I keep on wondering about how it is that legislators seem to be completely oblivious to obvious counterexamples. Take the definition of a riot in Texas law:
For the purpose of this section, “riot” means the assemblage of seven or more persons resulting in conduct which: (1) creates an immediate danger of damage to property or injury to persons; (2) substantially obstructs law enforcement or other governmental functions or services; or (3) by force, threat of force, or physical action deprives any person of a legal right or disturbs any person in the enjoyment of a legal right.

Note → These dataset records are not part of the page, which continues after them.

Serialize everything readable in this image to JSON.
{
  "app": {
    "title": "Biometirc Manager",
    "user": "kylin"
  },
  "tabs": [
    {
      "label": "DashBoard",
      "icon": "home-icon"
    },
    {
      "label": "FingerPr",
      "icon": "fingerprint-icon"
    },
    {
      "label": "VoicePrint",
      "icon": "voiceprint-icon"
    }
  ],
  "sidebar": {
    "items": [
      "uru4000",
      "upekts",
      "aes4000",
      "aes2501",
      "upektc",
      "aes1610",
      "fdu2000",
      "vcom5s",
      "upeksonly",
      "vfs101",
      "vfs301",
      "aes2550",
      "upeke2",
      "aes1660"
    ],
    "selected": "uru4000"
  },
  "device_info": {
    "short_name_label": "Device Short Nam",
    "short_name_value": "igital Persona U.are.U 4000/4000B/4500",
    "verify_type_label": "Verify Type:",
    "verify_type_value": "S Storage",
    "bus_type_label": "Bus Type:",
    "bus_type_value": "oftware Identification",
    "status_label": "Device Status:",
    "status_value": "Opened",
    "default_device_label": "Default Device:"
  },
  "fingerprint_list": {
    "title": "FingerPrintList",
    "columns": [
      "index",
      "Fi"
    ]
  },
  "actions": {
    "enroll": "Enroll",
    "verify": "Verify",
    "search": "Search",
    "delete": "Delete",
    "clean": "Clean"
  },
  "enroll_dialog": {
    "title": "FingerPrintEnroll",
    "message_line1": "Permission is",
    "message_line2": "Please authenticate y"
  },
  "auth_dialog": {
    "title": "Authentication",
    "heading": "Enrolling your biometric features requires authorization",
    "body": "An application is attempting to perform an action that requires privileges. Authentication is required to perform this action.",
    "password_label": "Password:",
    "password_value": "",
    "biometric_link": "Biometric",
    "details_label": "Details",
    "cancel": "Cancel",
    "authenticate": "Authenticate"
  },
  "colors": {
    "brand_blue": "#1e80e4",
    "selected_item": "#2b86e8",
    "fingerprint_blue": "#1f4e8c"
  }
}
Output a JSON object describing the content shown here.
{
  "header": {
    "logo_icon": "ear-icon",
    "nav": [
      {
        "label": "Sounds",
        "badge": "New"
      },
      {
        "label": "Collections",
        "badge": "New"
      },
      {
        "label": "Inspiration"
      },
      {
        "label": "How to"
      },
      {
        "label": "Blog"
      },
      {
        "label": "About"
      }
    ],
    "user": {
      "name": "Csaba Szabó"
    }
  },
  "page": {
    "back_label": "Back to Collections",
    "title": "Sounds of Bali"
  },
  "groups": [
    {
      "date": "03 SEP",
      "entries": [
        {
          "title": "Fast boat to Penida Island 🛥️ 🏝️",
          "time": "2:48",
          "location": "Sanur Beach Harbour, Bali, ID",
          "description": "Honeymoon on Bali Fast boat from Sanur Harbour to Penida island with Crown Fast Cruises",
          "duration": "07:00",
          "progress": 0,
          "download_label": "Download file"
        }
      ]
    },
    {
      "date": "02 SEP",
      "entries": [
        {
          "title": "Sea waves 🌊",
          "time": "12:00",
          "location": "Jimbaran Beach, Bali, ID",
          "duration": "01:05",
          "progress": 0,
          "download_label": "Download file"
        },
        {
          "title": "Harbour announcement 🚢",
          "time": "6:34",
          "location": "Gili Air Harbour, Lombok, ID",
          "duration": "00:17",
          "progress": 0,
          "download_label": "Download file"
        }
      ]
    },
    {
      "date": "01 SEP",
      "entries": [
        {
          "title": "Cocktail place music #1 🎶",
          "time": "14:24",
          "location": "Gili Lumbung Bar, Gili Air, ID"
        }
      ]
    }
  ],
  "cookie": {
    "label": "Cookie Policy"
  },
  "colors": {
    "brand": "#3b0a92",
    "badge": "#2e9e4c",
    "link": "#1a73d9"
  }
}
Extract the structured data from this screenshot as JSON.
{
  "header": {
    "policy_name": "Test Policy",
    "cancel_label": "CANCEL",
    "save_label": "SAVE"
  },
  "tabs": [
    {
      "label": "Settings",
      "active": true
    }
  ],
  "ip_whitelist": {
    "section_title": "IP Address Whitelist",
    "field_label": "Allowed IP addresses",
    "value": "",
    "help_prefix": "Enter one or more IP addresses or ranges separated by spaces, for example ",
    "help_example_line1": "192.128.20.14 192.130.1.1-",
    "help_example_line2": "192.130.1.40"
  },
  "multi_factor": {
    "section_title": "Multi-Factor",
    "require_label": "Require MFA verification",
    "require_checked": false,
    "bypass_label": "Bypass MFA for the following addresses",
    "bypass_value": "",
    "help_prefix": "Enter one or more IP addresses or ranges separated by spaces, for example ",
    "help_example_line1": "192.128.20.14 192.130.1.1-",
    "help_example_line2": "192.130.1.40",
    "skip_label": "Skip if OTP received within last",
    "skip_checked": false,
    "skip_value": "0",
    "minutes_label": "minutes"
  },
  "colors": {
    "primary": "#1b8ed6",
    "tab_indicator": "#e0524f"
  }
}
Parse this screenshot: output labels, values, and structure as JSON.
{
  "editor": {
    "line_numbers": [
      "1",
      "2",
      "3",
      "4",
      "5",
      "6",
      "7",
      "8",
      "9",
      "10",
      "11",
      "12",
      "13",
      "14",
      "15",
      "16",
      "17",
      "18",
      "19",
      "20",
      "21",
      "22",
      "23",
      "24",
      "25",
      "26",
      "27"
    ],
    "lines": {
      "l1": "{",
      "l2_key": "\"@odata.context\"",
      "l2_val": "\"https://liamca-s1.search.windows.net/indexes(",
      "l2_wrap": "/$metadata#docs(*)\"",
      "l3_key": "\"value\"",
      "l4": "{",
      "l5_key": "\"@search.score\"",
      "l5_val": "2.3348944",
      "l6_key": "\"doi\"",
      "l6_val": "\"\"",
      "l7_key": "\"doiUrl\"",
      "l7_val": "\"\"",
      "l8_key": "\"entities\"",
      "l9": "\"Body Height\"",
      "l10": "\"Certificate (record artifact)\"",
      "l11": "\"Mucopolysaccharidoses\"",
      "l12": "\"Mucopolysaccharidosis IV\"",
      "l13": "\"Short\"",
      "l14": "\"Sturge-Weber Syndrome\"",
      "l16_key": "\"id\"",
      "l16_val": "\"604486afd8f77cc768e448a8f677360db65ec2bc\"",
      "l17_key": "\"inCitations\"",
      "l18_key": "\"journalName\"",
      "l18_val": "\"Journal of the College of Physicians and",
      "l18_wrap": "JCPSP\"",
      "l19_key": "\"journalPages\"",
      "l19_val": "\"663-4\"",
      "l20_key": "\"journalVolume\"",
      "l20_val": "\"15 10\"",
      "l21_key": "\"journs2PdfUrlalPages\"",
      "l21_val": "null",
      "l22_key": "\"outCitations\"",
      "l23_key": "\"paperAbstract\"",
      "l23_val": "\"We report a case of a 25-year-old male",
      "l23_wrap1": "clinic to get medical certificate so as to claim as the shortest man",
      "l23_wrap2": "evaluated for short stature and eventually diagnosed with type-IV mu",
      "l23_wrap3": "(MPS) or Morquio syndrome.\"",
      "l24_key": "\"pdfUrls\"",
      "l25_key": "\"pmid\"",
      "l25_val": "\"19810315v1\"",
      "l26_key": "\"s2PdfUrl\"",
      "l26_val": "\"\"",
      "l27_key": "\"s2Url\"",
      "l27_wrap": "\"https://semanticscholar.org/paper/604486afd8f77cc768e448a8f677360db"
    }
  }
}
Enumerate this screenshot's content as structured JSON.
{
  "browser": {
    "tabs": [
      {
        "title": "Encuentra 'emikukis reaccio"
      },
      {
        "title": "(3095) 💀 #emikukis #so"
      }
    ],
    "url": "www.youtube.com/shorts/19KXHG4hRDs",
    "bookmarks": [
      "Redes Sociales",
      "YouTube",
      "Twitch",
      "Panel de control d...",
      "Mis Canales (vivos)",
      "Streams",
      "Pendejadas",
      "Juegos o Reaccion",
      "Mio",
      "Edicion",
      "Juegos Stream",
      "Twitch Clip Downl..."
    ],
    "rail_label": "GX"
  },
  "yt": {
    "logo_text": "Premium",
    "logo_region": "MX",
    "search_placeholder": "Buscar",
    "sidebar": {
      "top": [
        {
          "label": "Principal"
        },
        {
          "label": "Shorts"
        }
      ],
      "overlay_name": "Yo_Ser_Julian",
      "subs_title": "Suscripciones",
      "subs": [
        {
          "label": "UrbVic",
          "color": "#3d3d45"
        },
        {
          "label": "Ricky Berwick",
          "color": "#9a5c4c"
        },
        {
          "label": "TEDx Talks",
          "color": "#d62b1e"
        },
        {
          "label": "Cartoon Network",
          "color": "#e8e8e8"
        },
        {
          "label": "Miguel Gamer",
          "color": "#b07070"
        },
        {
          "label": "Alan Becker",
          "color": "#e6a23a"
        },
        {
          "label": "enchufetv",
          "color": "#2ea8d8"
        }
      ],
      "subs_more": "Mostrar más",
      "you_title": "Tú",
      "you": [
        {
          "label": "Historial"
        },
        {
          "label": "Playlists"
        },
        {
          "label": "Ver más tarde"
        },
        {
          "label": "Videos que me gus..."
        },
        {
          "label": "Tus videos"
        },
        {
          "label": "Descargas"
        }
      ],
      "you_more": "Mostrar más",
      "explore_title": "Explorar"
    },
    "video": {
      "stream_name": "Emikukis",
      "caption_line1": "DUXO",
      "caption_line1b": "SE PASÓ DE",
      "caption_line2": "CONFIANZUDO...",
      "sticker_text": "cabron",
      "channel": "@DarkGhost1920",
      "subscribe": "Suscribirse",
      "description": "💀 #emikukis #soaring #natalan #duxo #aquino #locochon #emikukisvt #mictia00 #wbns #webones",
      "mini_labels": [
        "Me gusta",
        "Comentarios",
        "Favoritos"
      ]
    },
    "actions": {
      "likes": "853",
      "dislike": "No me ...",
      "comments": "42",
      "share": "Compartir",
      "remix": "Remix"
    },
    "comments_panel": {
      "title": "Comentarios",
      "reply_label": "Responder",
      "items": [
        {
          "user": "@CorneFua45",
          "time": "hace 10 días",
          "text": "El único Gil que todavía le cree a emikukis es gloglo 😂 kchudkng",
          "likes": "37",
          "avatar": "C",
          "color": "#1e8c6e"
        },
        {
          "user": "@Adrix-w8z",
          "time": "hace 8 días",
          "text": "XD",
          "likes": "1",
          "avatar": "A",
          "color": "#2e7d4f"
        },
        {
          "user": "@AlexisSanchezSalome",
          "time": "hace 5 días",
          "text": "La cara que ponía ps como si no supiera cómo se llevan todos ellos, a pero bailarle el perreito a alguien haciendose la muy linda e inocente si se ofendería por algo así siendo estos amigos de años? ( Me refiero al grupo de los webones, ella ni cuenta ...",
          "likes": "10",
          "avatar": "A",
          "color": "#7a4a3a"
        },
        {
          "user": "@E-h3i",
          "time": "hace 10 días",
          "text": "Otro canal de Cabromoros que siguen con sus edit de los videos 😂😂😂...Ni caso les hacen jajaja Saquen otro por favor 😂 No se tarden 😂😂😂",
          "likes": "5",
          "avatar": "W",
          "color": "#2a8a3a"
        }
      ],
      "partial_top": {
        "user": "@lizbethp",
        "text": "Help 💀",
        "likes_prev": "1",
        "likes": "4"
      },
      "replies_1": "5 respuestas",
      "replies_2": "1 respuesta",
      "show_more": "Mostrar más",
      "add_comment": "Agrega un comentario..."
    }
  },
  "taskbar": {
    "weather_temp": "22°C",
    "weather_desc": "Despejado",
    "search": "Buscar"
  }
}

Note some curious things. First, there is no restriction in (1) to unauthorized damage to property. Thus, a team of seven demolishing an old building or a party of seven friends eating up a pizza constitute a riot, no matter how sedately they go about their business.
Second, neither is there a restriction to reasonably expected danger to property or persons. Thus, it counts as a riot when seven people walk on an unsound bridge, even when they do not know the bridge to be unsound. Fortunately, in this case, although the definition of a riot is satisfied, such participation in a riot is not an offense, since according to the what comes later, it’s only an offense when one “knowingly participates in a riot”.
There are counterexamples to (2) as well. Thus, consider a team of seven building inspectors who inform a local government office that the office walls are full of black mold. As a result, the office closes for a week while relocating to a temporary location. The conduct of the building inspectors substantially obstructed “governmental functions or services”.
Maybe governments should have bug trackers for laws, aimed solely at cases where the law’s wording does not match the intent.
Or maybe this is just an argument for originalism over textualism in legislative interpretation. One assumes that the Texas legislature did not wish to criminalize the consumption of a meal by seven or more people, even if the plain sense of the words classifies such consumption as a riot. (Though there is a potentially tricky interpretive question in the “knowingly participates in a riot”. Is it enough to know that one’s conduct satisfies conditions (1), (2) or (3), or does one have to know explicitly that it satisfies the definition of a “riot”. A typical group of seven people eating a meal do know that the food they eat is property that is being destroyed, but unless they are lawyers or law geeks, they don’t know that the law classifies such destruction as a riot. Perhaps the legislature wished to outlaw meals had by seven or more lawyers or law geeks?)